|Harman Fetcho, Jennifer|
Submitted to: Society of Environmental Toxicology and Chemistry Abstracts
Publication Type: Abstract Only
Publication Acceptance Date: 11/15/1999
Publication Date: N/A
Citation: Interpretive Summary:
Technical Abstract: Recently, oyster (Crassostrea virginica) populations have declined significantly in the Chesapeake Bay due to disease, overfishing, and environmental stress. Since little is known about levels of agricultural chemicals within oyster tissue and of the direct or indirect effects of these residues on the survival of oysters, a method was developed to screen nsample extracts for over 60 pesticides. This method involves solvent extraction followed by clean-up on multiple solid phase extraction (SPE) cartridges and analysis by GC-MS. During 1997, oyster tissues, water, and sediment samples were collected from two Chesapeake Bay tributaries. While herbicides were dominant in water samples, the insecticides endosulfan, endosulfan sulfate, and chlorpyrifos were frequently detected in oyster tissues. In 1998, investigations focused on oyster and water tissues collected from several sites in the Choptank River and UMD Horn Point Oyster Hatchery facility, as well as 100 mussel and oyster samples from NOAA's Mussel Watch Program.
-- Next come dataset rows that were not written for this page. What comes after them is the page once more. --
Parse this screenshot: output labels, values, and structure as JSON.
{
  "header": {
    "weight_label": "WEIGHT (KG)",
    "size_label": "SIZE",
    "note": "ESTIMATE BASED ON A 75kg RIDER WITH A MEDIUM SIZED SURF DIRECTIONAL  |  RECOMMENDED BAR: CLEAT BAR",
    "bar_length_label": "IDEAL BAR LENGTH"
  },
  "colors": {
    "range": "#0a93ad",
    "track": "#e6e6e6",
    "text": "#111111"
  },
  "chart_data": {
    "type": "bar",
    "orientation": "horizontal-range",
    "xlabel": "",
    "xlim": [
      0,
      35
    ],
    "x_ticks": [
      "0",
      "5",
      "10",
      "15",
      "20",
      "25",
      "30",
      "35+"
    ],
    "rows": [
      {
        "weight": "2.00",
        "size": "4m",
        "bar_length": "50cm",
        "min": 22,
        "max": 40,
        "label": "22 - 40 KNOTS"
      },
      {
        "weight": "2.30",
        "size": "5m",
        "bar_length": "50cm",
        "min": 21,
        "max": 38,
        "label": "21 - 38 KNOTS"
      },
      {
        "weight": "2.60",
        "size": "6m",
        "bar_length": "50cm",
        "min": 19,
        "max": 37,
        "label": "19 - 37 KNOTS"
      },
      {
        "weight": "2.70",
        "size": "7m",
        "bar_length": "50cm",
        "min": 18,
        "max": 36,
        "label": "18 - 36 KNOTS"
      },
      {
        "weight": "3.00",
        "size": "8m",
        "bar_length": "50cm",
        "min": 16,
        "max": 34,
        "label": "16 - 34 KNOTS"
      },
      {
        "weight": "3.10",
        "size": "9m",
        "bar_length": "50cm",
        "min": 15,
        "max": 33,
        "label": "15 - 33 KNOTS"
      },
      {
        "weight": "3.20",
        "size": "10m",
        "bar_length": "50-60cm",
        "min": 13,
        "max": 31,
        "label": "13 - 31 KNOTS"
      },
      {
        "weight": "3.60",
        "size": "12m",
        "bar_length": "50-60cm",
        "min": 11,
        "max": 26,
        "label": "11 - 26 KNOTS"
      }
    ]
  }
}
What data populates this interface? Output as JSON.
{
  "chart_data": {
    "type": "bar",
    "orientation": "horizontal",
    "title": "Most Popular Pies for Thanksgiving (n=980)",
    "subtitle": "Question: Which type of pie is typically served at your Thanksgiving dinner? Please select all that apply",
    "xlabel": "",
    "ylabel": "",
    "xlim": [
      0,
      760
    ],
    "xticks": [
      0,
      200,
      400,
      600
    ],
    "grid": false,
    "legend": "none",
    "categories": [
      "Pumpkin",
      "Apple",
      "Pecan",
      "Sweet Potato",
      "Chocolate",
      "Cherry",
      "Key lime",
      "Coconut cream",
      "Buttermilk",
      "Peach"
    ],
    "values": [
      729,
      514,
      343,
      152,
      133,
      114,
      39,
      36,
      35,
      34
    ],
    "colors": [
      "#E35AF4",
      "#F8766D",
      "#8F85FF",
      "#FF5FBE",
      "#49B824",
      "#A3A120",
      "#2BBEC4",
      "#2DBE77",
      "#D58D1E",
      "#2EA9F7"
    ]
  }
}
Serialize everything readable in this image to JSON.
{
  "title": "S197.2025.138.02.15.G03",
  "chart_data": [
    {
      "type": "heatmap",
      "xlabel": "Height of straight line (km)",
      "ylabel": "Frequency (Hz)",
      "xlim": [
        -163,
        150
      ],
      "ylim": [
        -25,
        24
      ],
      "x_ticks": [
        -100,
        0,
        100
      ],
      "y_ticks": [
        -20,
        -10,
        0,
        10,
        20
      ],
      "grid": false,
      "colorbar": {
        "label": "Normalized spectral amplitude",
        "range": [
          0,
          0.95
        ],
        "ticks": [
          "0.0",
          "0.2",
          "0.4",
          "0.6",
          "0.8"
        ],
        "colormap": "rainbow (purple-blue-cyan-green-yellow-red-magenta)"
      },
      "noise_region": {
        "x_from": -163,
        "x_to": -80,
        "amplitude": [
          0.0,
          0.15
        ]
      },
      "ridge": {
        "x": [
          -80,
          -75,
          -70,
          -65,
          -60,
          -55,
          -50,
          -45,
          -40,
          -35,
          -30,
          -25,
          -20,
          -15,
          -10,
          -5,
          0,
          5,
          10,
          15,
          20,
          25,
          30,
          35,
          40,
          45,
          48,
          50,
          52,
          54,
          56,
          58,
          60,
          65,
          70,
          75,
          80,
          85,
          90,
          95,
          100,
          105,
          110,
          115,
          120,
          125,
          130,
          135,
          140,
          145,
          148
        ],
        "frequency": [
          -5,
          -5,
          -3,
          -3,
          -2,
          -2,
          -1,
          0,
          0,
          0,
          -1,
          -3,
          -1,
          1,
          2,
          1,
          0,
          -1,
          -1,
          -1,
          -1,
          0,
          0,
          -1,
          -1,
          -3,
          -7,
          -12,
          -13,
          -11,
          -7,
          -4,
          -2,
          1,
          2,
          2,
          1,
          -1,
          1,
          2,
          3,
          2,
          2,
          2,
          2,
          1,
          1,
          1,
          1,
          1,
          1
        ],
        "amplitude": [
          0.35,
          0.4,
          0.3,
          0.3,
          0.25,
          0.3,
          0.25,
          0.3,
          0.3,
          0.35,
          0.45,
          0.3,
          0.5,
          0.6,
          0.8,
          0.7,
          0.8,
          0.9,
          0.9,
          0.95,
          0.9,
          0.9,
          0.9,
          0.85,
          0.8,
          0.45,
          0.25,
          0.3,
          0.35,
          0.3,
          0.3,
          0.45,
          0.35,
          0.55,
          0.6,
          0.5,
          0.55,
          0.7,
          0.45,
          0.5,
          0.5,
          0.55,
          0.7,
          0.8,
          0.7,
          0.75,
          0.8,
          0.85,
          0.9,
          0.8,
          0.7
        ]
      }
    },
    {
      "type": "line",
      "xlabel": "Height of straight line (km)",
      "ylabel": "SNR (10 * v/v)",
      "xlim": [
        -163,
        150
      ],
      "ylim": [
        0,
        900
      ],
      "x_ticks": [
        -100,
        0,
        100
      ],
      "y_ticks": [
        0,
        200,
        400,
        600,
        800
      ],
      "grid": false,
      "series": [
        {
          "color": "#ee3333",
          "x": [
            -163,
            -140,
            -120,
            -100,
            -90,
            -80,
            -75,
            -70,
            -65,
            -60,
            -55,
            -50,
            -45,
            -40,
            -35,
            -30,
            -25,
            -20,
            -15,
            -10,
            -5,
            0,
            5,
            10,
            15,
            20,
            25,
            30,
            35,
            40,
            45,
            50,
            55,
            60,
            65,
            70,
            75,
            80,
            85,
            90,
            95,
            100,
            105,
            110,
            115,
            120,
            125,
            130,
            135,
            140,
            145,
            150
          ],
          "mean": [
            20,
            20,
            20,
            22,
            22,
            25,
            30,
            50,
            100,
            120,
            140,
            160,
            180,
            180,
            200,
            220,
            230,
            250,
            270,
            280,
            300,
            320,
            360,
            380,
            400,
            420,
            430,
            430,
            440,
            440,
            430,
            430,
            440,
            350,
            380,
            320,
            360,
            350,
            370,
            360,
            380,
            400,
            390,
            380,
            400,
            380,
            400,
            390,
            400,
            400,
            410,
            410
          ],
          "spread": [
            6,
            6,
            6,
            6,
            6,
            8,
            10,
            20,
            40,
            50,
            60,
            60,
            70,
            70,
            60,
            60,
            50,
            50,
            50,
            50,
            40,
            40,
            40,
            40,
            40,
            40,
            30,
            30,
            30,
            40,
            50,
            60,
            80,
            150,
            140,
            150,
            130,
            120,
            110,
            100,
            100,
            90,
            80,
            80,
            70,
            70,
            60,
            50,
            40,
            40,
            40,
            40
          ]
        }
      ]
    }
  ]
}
The 1998 results again showed the herbicides dominating water samples, while the insecticides dominated the oyster tissue samples. In both water and oyster extracts, pesticide levels were greater at the up-stream sites than in the hatchery. Although, it appears that current pesticide levels pose no direct toxicological effects on adult oyster communities, it is possible that these chemicals could impact early developmental stages by altering the composition of the algal food supply in the river or by hindering larval metamorphosis. The information gathered by this two year study will be instrumental in developing future studies to model natural conditions and determine the effects of pesticides on oyster larvae growth and survival rates.